Who doesn’t think Mid Century Modern as soon as the 1950s are mentioned? If you’re anything like me (and I hope you are!) you know this decade is absolutely overflowing with inspiration. While this style technically had its beginnings in the late Forties, it flourished and essentially took over the home decor of the Fifties.
As it had in the past, economic changes in America and Europe led to changes in the household. During the 1950s the economy grew and as a result, construction increased to provide families with new Ranch style homes. The architectural style was becoming more industrialized, and this sparked interest in goods that paralleled modern materials. Homes that were built during this time period were open and airy. Rooms were sometimes separated with screens rather than walls to make the home seem more spacious, and sliding glass doors and floor to ceiling windows increased this effect by letting in plenty of natural light.
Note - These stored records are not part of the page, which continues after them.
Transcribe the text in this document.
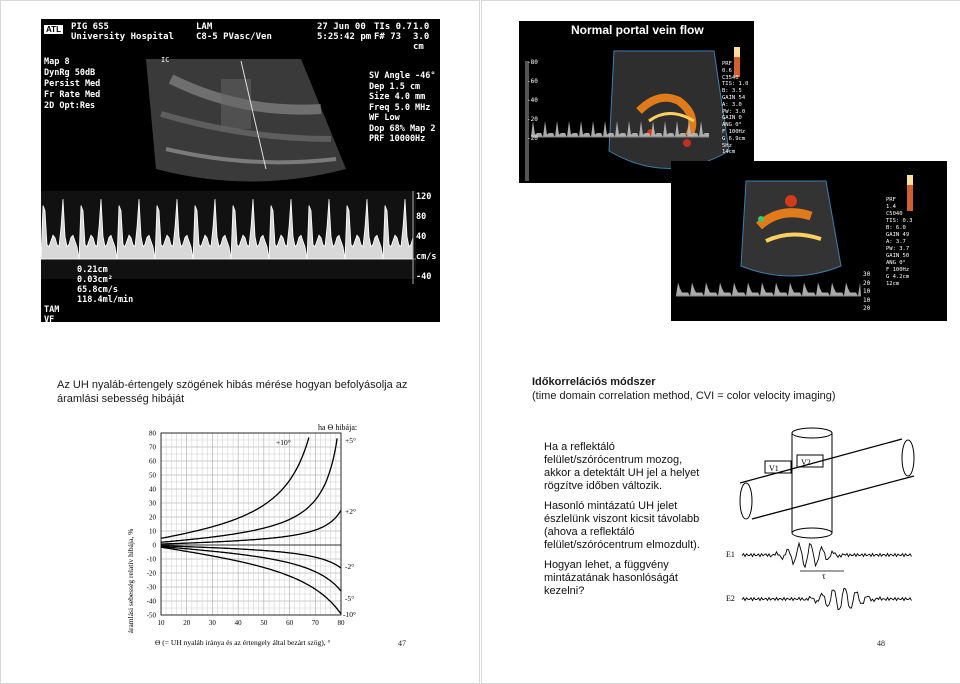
PIG 6S5
University Hospital
ATL	LAM
C8-5 PVasc/Ven
27 Jun 00
5:25:42 pm
TIs 0.7
F# 73
1.0
3.0 cm
Map 8
DynRg 50dB
Persist Med
Fr Rate Med
2D Opt:Res
IC
SV Angle -46°
Dep 1.5 cm
Size 4.0 mm
Freq 5.0 MHz
WF Low
Dop 68% Map 2
PRF 10000Hz
120
80
40
cm/s
-40

TAM
VF
0.21cm
0.03cm²
65.8cm/s
118.4ml/min
Az UH nyaláb-értengely szögének hibás mérése hogyan befolyásolja az áramlási sebesség hibáját
ha Θ hibája:
áramlási sebesség relatív hibája, %
80
70
60
50
40
30
20
10
0
-10
-20
-30
-40
-50
10	20	30	40	50	60	70	80
+10°	+5°
+2°
-2°
-5°
-10°
Θ (= UH nyaláb iránya és az értengely által bezárt szög), °	47
Normal portal vein flow
-80
-60
-40
-20
-20
PRF
0.6
C3540
TIS: 1.0
B: 3.5
GAIN 54
A: 3.0
PW: 3.0
GAIN 0
ANG 0°
F 100Hz
G 6.9cm
5Hz
14cm
30
20
10
10
20
PRF
1.4
C5040
TIS: 0.3
B: 6.0
GAIN 49
A: 3.7
PW: 3.7
GAIN 50
ANG 0°
F 100Hz
G 4.2cm
12cm
Időkorrelációs módszer
(time domain correlation method, CVI = color velocity imaging)

Ha a reflektáló felület/szórócentrum mozog, akkor a detektált UH jel a helyet rögzítve időben változik.

Hasonló mintázatú UH jelet észlelünk viszont kicsit távolabb (ahova a reflektáló felület/szórócentrum elmozdult).

Hogyan lehet, a függvény mintázatának hasonlóságát kezelni?

V1
V2
E1
E2
τ
48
The interiors of homes were bright, inviting, and casual. Walls colors were normally neutral colors (especially white) or paneled in light woods, but these homes were still colorful. Bright, lively colors could be found in seating, furniture, and flooring. The palette of the era was large, using several different complementary colors throughout each room.
While wall to wall carpeting remained popular, vinyl, cork, and concrete were also used due to the ease of cleaning. Living areas with these materials featured bright area rugs to soften the floor. The simple, clean lines of the interiors were contrasted by rounded geometric shapes. Inspired by molecular structures, these shapes could be found in lighting, furniture, and the small amount of decorative pieces used throughout the home. Aside from the occasional statement fixture, lighting designs were also fairly low key. Minimalism was very popular in this era, and even windows were frequently left bare.
I would be remiss if I didn’t make mention of designers Charles and Ray Eames. This husband and wife team are considered two of the most important designers of the Twentieth Century. Many of the iconic Mid Century Modern pieces are thanks to them, not to mention their influences on the architecture of that time. The Eames, and other designers, began creating designs for mass produced furniture using new materials including: plastic, glass, and plexiglass. These pieces were found free floating within rooms with no defined arrangement.
In the Fifties kitchens were considered the heart of the home. Pastel colors such as turquoise, aqua, and pink gave the space a carefree and warm touch. These rooms were so frequently used, it became normal for a family to eat in the kitchen even if they had a formal dining room. Both formica and chrome dinette sets were a popular choice for kitchen which became the commonplace for family meals, even if the home had a formal dining area.
This room is an excellent example of mixing designs. While the furniture is reminiscent of Mid Century design, both the architecture and the decorative pieces are much more ornate. Combined, the room has both an extravagant and modern look.
Add an assortment of vases and decorative pillows to a Mid Century room to create a more personal look that doesn’t feel “bare bones”. Colorful prints and abstract art add color to white walls and help to carry the eye across the room.
Create a dinette area evocative of the Fifties using booth style seating and coupled with Eames inspired chairs. Take a careful look around this room and you’ll notice a few Deco pieces as well!